Route information
- Maintained by FDOT
- Length: 0.499 mi (803 m)

Major junctions
- West end: US 41 Bus. near Tampa
- I-275 near Tampa
- East end: US 41 near Tampa

Location
- Country: United States
- State: Florida
- Counties: Hillsborough

Highway system
- Florida State Highway System; Interstate; US; State Former; Pre‑1945; ; Toll; Scenic;
| ← SR 575 |  | → SR 580 |

= Florida State Road 579 =

State highway in Florida, United States

State Road 579 (SR 579) is a 0.5 mi stretch of Fletcher Avenue between Florida Avenue and Nebraska Avenue in Tampa, Florida. Similar to SR 678 to the north, it exists to connect U.S. Route 41 (US 41 or SR 45), Interstate 275 (SR 93), and US 41 Business (US 41 Bus. or SR 685). Despite its odd-numbered Florida Department of Transportation designation, SR 579 is signed east-west.

== History ==
The current SR 579 is a remnant of a much longer one, extending from the current western terminus to an intersection with SR 54 near Zephyrhills, following Fletcher Avenue to an interchange with Interstate 75 (I-75 or SR 93A), then turning northeastward and following Morris Bridge Road through Branchton and toward SR 54. Fletcher Avenue between Nebraska Avenue and I-75 was later redesignated State Road 582A (and a spur, 50th Street between Fletcher Avenue and Fowler Avenue adjacent to University of South Florida, became State Road 582B) while Morris Bridge Road was transitioned to County Road 579. Eventually SR 582A and SR 582B were transferred to county control.

==Major intersections==

| Location | mi | km | Destinations | Notes |
| ​ | 0.000 | 0.000 | US 41 Bus. (North Florida Avenue / SR 685) / CR 582A west (West Fletcher Avenue) – Tampa, Lutz |  |
| ​ | 0.29 | 0.47 | I-275 (SR 93) – Ocala, St. Petersburg | I-275 exit 52 |
| ​ | 0.499 | 0.803 | US 41 (North Nebraska Avenue / SR 45) / CR 582A east (East Fletcher Avenue) |  |
1.000 mi = 1.609 km; 1.000 km = 0.621 mi

==Other segments==
There are two other segments in Hillsborough County that carry the County Road 579 designation - one stretch from US 301 in Thonotosassa to SR 574 in Mango; and another from SR 674 in Wimauma to SR 62 east of Parrish in Manatee County.

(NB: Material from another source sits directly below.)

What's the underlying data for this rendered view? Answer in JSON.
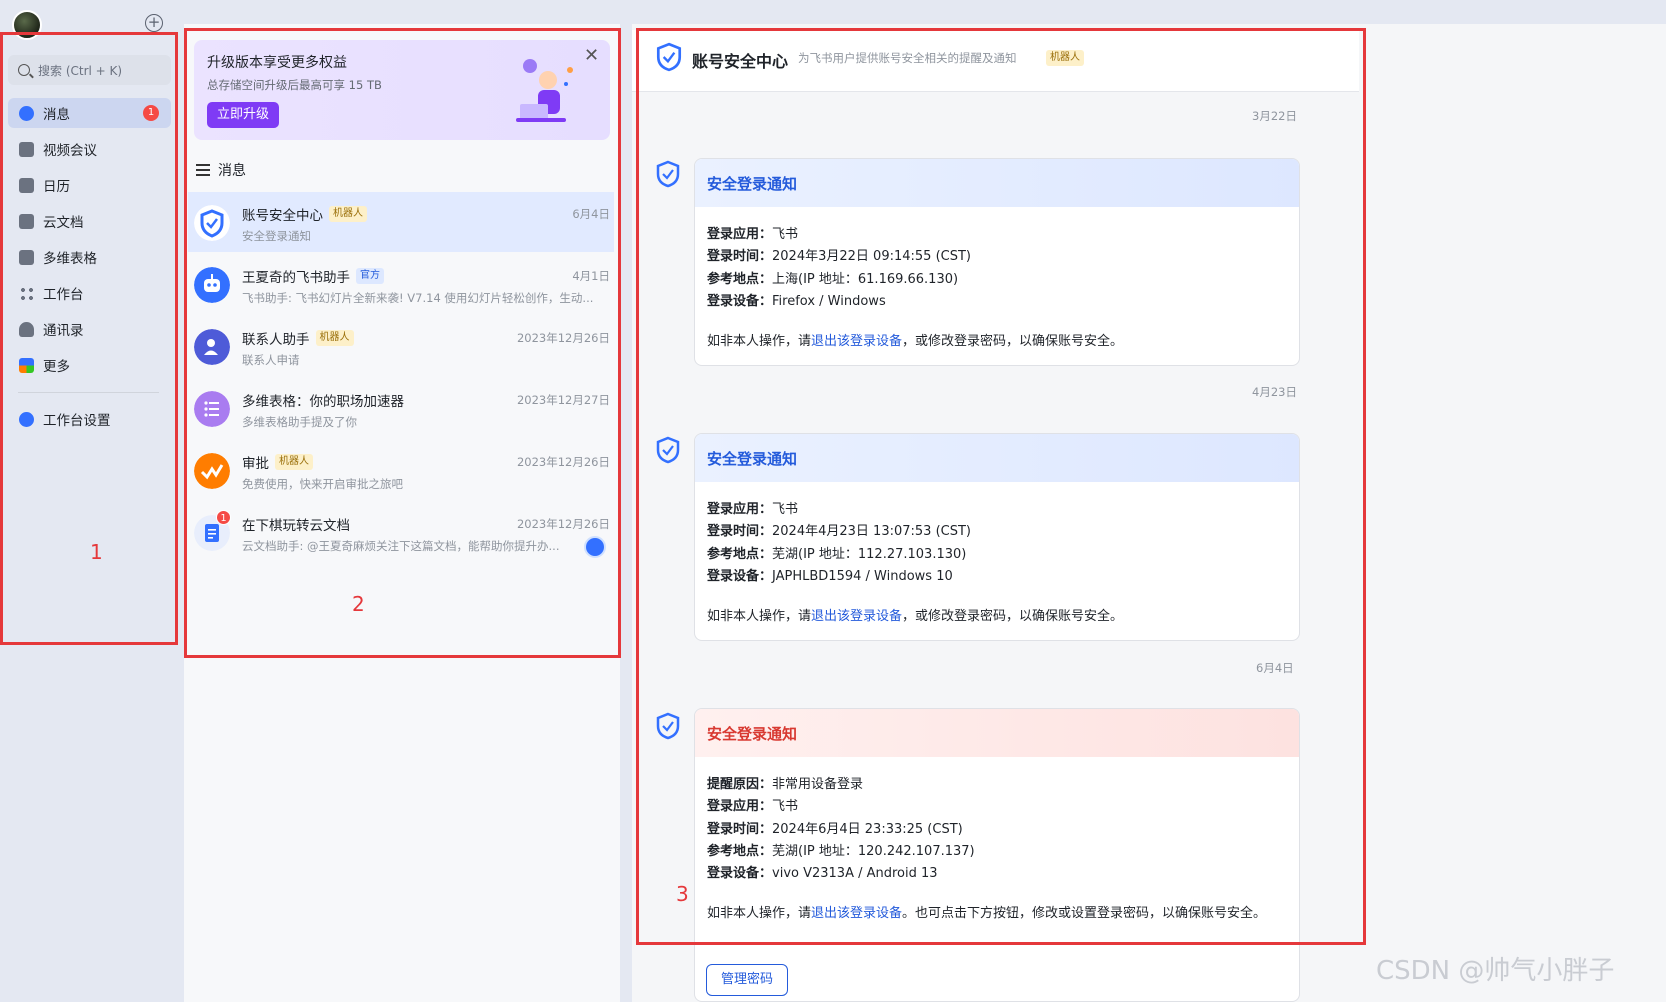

==Historic State Road 579==
In the 1950s and 1960s a different SR 579 was in existence, not in Hillsborough County but Dade (now Miami-Dade) County. Locally known as Biscayne Drive and Southwest 288th Street, the historic State Road 579 was a 3.2 mi east-west street connecting South Dixie Highway (U.S. Route 1/SR 5) in Homestead to the west (primary) gate of Homestead Air Force Base.

While Homestead AFB was downgraded to a smaller Homestead Air Reserve Base after its destruction by Hurricane Andrew in 1993, Coral Castle, a tourist attraction at the western end of historic SR 579, has remained essentially unchanged since the FDOT signs were removed from Biscayne Drive in the late 1960s. The predominantly rural nature of the area on both sides of the street in the 1950s and 1960s has been gradually giving way to urbanization since the 1980s and the trend appears to be accelerating throughout the former Homestead AFB property and further south in Miami-Dade County, particularly along the nearby Homestead Extension of Florida's Turnpike.